In different countries, the same product can belong to to different segments. In this case, it deals with different competitors and is oriented to different purposes. If we talk about the automotive industry, for example, in Italy, a small family car, nevertheless, remains the main car, which can accommodate all family members. This determines the appearance of structural expectations, which differ from those that exist in France, where this segment corresponds to the second or even the third car in the family. Another problem arises in connection with Germany: in this country, such a segment simply does not exist.
The next factor hindering globalization is the problem of difference in meaning. Sometimes the impression of the same understanding of words can be created, when things are quite different. Even simple words such as nature and well-being & quot ;, in different countries mean not the same thing. But even if they are understood in the same way, it is still necessary to make sure that the same conception of the concept in different countries is the best way of communication. That's why Procter & amp; Gamble has created, depending on the country, different versions of the brand Mr. Clean, remaining, however, within the overall strategy. Naturally, the symbols of the concept of radiance have changed in accordance with the culture of the country. In France, it was reflected with the help of the idea of a mirror, and in the USA the emphasis was on the reflection of light from water.
Another factor that inevitably has to be taken into account by companies entering foreign markets is the difference in legislation and legal norms of different countries. Laws that talk about the definition of goods, the right to sell, the authorization of alcohol advertising and its execution, as well as the use of children in advertising, are significantly different. So, none of the yogurts sold by Danone USA can be represented as yogurt in the European Community - these products contain too much starch and stabilizers, which by law does not allow to refer this product to yoghurt .
In addition, there is such a factor as competition from local companies. Most of the failures in bringing the brand to the foreign market are due to the presence of a strong local competitor. Therefore, one of the main tasks of brand management of an international company is to fight against entrenched regional prejudices, which give local brands a preference for international brands, which is especially characteristic for the UK and the USA.
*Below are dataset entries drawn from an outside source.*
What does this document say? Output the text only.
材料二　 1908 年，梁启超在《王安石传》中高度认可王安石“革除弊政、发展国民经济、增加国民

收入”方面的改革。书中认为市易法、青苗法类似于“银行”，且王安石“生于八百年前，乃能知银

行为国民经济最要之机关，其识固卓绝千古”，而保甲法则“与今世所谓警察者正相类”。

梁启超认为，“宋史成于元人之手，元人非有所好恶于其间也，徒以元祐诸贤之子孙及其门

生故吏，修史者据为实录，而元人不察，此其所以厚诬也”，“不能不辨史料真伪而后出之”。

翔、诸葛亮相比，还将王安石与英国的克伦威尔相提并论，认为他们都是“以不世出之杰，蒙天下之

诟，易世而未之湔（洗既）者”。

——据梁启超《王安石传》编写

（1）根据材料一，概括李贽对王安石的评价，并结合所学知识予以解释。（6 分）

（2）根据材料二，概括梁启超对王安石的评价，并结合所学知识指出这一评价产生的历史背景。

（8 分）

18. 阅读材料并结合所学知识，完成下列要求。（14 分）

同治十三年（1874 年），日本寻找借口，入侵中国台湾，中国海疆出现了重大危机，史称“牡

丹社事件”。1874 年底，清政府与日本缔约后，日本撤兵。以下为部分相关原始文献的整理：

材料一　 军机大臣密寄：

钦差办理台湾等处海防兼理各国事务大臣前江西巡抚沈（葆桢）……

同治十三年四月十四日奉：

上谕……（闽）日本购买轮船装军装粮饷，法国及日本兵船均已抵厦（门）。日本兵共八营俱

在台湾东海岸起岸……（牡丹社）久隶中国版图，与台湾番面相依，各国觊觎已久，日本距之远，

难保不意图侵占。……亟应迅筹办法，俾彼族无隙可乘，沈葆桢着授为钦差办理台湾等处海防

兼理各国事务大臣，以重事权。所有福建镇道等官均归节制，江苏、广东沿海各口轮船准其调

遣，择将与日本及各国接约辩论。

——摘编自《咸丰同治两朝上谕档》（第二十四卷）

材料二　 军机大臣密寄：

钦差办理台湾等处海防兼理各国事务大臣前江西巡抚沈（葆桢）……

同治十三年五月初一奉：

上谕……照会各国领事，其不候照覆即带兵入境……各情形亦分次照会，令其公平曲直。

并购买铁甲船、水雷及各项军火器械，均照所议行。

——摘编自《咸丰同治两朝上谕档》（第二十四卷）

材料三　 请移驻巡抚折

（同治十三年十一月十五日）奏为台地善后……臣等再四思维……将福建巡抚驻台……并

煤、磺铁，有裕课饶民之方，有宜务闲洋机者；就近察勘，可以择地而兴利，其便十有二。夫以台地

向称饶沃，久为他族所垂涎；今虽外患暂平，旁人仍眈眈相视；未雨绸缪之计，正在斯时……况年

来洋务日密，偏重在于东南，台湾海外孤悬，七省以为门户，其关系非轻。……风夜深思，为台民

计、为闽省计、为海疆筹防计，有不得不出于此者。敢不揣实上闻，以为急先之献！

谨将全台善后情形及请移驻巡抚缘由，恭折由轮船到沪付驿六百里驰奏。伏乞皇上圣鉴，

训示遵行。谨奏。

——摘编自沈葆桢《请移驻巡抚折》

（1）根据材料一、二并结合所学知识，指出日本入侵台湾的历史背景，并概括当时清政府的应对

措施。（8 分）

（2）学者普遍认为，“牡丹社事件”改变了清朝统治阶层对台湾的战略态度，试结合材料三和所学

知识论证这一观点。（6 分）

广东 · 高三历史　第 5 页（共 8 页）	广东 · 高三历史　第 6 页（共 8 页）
There are a number of other factors of international branding. Each factor affects the activities of a company in different ways. It all depends on the characteristics of the organization itself, brand features, geographic coverage. Nevertheless, all of the above factors should be taken into account to some extent when managing the brands of an international company.
Thus, in the management of brands of an international company, one can observe the following development trend. As in other functional areas of company management, in the brand management, the influence of two opposite processes - globalization and localization - can be traced. Each company promoting its brand in the foreign market faces a choice one of these two directions and accordingly develops a certain strategy of brand management.